I simply could not accept that it happened.  

The Christian Brothers sent my parents a note in July of that year informing them that I would not be accepted back.  

So I started again as a freshman at Proviso East High School in September of 1961. Did high school on the `five year' plan.  Again, no misbehavior. Got passing grades and graduated in the bottom quarter of my class four years later.  

I still have no way to understand or conceive of the factory inspired murder of millions of people.  The families.  The energetic willingness of individuals eviscerating entire families, neighborhoods, towns and nations.  

This confusing awareness of the holocaust determined a life of consistent decisions to not participate, directly or indirectly, in violence, murder, war.  

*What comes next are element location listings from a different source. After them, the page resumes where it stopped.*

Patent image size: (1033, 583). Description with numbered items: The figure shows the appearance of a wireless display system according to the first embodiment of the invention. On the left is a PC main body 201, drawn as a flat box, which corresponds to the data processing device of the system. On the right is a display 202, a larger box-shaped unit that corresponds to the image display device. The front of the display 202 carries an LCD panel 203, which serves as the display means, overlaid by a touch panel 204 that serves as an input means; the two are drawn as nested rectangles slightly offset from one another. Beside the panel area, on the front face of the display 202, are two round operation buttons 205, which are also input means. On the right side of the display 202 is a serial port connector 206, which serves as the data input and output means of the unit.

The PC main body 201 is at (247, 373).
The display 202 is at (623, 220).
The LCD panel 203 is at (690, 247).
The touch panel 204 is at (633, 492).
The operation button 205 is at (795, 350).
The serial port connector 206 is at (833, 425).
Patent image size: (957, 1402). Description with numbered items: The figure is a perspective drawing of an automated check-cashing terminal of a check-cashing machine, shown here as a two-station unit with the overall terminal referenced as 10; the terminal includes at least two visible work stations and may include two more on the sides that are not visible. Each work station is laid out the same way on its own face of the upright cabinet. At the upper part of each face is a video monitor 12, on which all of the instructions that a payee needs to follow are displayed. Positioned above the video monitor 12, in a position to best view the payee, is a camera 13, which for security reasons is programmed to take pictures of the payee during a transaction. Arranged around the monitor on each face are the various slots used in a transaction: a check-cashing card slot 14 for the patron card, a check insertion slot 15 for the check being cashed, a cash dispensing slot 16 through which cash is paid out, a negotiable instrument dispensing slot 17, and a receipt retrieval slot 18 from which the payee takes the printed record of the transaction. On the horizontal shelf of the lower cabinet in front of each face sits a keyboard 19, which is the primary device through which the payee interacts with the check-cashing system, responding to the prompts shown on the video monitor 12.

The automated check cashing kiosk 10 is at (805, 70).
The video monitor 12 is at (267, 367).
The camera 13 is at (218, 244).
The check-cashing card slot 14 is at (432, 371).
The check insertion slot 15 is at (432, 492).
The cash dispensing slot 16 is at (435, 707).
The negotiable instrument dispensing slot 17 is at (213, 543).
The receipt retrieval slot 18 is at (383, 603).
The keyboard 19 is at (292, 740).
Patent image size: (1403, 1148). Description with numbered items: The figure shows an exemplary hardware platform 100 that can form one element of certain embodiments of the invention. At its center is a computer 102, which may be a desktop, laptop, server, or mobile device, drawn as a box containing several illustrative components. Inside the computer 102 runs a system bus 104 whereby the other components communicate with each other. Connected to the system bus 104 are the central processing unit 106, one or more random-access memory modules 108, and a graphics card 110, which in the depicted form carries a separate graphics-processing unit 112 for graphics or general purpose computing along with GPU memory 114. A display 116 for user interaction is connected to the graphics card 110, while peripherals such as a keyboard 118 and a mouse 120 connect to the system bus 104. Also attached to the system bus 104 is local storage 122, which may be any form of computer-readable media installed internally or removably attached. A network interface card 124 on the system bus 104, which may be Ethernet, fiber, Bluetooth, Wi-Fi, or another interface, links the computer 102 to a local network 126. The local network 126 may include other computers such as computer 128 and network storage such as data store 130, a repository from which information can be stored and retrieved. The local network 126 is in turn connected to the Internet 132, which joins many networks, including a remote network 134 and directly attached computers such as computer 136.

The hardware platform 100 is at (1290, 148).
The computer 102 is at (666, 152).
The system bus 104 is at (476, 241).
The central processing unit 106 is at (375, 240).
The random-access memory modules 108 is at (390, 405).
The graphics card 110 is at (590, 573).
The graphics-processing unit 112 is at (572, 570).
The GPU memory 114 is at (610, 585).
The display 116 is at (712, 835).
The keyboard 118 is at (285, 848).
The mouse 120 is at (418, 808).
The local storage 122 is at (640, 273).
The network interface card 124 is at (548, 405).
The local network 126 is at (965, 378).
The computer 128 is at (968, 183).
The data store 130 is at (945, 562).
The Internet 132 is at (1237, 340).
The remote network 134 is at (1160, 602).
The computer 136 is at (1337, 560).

I am now in my eighth decade, looking back.  Accepting and prizing my imperfections.  Quietly aware of my many failings.  In fact, having made a profession of embracing imperfection and a faith in stepping into the unknown.  

Compared to what?  Compared to what!!  

Today I learned that I will not have to have surgery to repair torn muscle and ligament in my leg.  I feel a literal `burden' of relief and ecstacy.  

And a guilt, if not actual `shame,' at the fact that I am happy about dodging this minor adversity.  Guilt when I compare my gentle life to the tragedy of others in enormous poverty, neglect, terror and violence.  I did nothing to deserve my good fortune.  An accident of birth.  And others have done nothing to deserve their misery and hopelessness.  

I'm still confused.  Palpable sense of helplessness.